Sighing softly, Foster tilted her head to the side. “And they were the most peaceful hours I’ve had since we met.”
“Stop the car.” Tate’s glare was almost palpable, filling the cab with thick cords of tension.
“Not until we need gas.” She tightened her grip on the wheel. “And it’s a truck, actually,” she added with forced nonchalance.
“Stop the truck.” His neck flamed the same cardinal red as the old pickup.
“Not until we need gas,” Foster enunciated.
“Fine.” Tate unlatched his seat belt.
“What are you doing?” Foster asked, ping-ponging her attention from the road to him and back again.
He popped the lock. “Getting out of the truck,” Tate stated as simply as if he was recounting what he’d had for lunch that day.
Foster let out a bark of laughter. “I’m going, like, seventy.”
“Then stop the truck,” Tate said with cool determination.
Foster’s brow furrowed. “You wouldn’t.”
With another disinterested shrug, Tate pushed open the door.
Tires screeched as Foster slammed on the brakes and careened onto the shoulder. “What the hell is wrong with you?” she spat, bolting out of the cab to meet him behind the back of the truck. “You almost got out of a moving vehicle. On the freeway! They would’ve been picking up pieces of you for days!” she shouted at him as he limped back in the direction they’d come, his thumb stuck out away from his body. “And now you’re, what? Hitchhiking? Oh, sure. That makes sense. It’s not like you look crazy or anything, all dirty and
bleeding from the leg.”
Tate spun around so fast, Foster almost smacked into his chest. “I told you to stop the fucking truck!”
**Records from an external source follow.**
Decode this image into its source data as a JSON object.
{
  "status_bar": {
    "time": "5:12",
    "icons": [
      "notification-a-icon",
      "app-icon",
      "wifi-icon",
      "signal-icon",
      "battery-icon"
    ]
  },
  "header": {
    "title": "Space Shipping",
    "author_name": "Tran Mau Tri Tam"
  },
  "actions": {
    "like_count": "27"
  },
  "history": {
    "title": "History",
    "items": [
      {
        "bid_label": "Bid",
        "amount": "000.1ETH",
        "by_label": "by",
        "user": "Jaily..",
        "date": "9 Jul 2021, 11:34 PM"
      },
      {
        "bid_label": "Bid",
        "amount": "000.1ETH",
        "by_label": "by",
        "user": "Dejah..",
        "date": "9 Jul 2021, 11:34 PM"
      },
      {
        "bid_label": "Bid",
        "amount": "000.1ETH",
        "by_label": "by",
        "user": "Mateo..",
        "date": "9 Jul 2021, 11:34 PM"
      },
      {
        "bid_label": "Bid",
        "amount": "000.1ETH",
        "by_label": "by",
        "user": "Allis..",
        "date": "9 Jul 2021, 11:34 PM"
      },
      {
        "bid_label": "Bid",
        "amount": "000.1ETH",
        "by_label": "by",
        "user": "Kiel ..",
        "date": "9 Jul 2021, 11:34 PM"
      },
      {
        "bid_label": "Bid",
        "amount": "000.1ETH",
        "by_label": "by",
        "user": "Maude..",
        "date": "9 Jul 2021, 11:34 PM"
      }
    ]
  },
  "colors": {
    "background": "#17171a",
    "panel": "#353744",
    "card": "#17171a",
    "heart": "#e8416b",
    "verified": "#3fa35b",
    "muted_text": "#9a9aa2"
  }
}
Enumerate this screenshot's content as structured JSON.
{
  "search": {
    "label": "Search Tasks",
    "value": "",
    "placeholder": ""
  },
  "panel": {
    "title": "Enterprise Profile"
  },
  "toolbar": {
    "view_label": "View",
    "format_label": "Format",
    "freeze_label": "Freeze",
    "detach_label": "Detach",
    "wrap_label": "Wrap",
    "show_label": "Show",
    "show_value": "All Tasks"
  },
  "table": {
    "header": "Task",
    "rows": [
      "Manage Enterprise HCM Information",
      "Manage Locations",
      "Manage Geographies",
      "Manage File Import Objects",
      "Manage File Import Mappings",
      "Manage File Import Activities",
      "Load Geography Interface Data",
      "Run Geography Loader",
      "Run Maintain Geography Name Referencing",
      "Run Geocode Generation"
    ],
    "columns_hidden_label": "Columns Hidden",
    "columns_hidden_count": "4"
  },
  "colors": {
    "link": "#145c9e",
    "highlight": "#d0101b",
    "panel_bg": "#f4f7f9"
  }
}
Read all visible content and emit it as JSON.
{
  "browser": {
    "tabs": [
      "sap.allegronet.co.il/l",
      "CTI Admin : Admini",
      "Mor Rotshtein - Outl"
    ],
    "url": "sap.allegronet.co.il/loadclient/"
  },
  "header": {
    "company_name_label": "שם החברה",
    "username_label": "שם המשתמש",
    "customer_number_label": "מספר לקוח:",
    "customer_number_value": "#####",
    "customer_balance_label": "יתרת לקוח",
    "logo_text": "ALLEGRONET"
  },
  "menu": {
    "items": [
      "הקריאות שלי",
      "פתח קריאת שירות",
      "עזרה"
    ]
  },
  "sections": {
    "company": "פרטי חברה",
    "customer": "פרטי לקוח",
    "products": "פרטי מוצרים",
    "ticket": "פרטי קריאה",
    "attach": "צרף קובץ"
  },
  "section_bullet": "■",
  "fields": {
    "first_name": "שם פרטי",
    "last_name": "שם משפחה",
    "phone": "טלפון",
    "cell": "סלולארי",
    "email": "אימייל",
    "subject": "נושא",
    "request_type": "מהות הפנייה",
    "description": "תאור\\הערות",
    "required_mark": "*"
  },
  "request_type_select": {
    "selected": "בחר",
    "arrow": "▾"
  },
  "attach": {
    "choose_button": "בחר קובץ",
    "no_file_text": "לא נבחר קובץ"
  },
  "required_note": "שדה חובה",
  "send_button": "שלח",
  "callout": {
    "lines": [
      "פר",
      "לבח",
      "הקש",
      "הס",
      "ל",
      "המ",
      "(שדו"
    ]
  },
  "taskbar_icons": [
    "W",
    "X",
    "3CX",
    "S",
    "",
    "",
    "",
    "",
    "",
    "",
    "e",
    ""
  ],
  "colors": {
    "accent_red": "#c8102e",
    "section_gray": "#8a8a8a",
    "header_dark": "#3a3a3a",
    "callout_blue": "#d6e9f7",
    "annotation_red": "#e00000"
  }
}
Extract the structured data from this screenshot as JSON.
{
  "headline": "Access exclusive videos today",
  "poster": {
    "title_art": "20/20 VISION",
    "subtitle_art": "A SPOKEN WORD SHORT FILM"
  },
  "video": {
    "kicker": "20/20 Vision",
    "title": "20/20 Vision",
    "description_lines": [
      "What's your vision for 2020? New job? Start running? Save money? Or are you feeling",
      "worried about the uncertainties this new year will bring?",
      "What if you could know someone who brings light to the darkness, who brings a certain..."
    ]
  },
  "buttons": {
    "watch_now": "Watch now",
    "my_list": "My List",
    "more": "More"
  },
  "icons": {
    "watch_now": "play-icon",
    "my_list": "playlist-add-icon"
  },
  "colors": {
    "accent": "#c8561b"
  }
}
Thunder rumbled overhead, the sky around them darkening.
“And I told you that we need to get as far away from Bugtussle, Misery, as possible!” Rain dusted Foster’s arms and cooled the sticky hot air swirling between them.
“Why?” Tate threw his hands up. “Because some woman I don’t know said some shit I don’t understand?”
“It’s not a stretch to think that you don’t understand a lot of what people say.” A sudden gust threw bits of dirt and rock against her bare legs.
“I’m not stupid, Foster!” Tate shouted over a roar of thunder. “My life was fine before I met you. Perfect even.”
Foster couldn’t keep a wry burst of laughter from shooting from her lips. “Living in the dirty belly button of the U.S. was perfect? Your town had two stoplights! If that’s perfection, then you’re a hell of a lot dumber than I originally thought.”
“And you’re more of a bitch than I thought, and that takes some damn doing!”
Eyes wide, Foster sucked in a surprised breath. “It’s really easy to see why everyone calls you Douchehawk!” Plump raindrops splattered her shoulders, painting her new gray tee the same sooty shade as the gusting, churning sky above.
“No one calls me Douchehawk! No one! Except you! If I wanted to take the time, I could figure out a shitty nickname to call you, too! If there’s even anything shittier than being called a huge, hateful bitch.”
There it was again. The B word. And he was using it to describe her. If her hideous tourist T-shirt had sleeves, she’d roll them up in preparation to rear back and knock him on his ass. “You could figure something out? Really? Could you?” she asked, pitching her voice patronizingly high. “Well, I don’t think we have that kind of time.” She lowered her brow and balled her hands on her hips. “And I am not a huge, hateful bitch!” A blast of wind smacked against her back, and she tensed to keep from stumbling forward.
“My parents are dead,” Tate paused, biting his lower lip. “I watched them get sucked up by a tornado and then burned in an explosion. And then you come along and kidnap me so I won’t be able to plan their funeral or be there for my g-pa or help fix my town. In one evening my life has been destroyed, and I want to know why and how I can put it back together. I can’t do that driving away from my home with you. So, bitch! Move!” Tate’s gaze narrowed as lightning cracked overhead.